In order to estimate the time elapsed between drawdown and sale we take the establishment of the underlying ObjectCo and add 6 months to it to allow for formalities and interpret the “At the beginning of 2017...” as per previous bullet point as being the 15th of March 2017 (the account itself was filed on the 19th of May 2017, referring to a balance sheet date of 30 June 2015). This feeds into the annual return calculations and in turn the performance fees.
To estimate performance fees we use an annual hurdle rate of 10% with a 20% carried interest. Subsequently, we apply the purchase price, sale price and time elapsed all as discussed above.
To compute the total fees we add any observable non-performance fees to the estimated performance fees.
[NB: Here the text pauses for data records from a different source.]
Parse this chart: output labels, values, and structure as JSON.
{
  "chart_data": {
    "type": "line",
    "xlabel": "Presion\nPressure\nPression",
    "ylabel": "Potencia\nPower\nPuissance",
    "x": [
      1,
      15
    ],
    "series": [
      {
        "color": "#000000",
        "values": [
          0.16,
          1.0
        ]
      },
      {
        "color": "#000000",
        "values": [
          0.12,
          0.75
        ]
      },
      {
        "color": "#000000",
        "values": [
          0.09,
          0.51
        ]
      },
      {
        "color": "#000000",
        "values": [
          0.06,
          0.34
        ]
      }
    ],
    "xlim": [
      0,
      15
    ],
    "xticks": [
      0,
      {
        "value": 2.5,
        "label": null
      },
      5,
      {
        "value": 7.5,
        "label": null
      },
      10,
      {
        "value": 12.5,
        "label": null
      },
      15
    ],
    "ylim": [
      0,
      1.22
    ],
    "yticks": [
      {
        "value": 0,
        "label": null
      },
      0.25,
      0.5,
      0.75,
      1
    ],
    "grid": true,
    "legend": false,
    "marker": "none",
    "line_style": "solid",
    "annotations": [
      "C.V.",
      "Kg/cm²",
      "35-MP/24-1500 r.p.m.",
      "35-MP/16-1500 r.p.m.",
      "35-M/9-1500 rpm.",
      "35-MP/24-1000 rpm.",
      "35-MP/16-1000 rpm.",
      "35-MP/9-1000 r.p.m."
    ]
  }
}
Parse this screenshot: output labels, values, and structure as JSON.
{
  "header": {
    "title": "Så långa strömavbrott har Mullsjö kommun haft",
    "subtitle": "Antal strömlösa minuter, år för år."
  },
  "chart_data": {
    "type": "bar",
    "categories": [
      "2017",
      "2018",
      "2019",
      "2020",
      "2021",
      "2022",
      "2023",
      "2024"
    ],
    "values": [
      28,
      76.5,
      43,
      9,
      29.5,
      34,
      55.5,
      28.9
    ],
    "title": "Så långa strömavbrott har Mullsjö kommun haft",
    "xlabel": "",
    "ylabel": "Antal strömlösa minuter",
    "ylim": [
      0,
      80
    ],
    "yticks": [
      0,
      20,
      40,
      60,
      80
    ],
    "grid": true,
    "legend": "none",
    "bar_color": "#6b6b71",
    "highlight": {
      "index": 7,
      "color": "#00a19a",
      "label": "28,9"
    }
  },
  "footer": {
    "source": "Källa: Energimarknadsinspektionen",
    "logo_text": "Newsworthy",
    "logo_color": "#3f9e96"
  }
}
We note here that due to timing differences the non-performance fees used might underestimate the non-performance fees actually received.
Appendix B: scenario model assumptions
Evaluate the intrinsic value of the business as a SOTP at the end of 2020:
Run all cash flows forward to the end of 2020 without accrual, starting from 2018
Any cash flows thereafter, are either:
discounted with a discount factor of 16.7%,
multiplied with a factor of 6x (consistent with discount factor) if recurring, or
are multiplied with a factor of 3x if performance fee based.
€ 9m/year is assumed in the peak/ongoing AUM scenarios, given that FY 2016 was at that level and included the legal and one-off costs for the convert issuance (similar for H1 2017)
For AUM scenarios that run-off the operating costs are adjusted downwards on a pro-rata basis with a minimum of € 1m
Effective tax rate: 33%
Cash: roll forward to end of 2018
The payables outstanding at 30 June 2017 at € 3.4m are deduced from cash
We disregard any receivables as they are included in future revenue through our AUM scenarios
H2 2017 net cash profits
We assume the guidance of € 5.2bn AUM at the end of 2017 and apply no performance fees to get to a FCF of € 10.1m
We also include normalised NPL segment revenues based on the relevant recovery scenario applied
The value of the NPL business varies across the NPL recovery scenario with the assumption of discounting as discussed above
We assume that co-investments are accruing for 2 years at the relevant “annual return per object”
For the cost price we assume the H2 2017 balance sheet value plus the “other current assets” for a total of: € 66.1m
We don’t assume any profits or accrual post an initial 2 year period, even though in redeployment or co-investment scenarios additional co-investment profits might be generated
AUM develops as per guidance
Announcement of additional AUM mandates
We predict profitability ex-performance fee of around €30-35m in 2018 - this implies a pro-forma P/E ratio of 6.3-7.3x.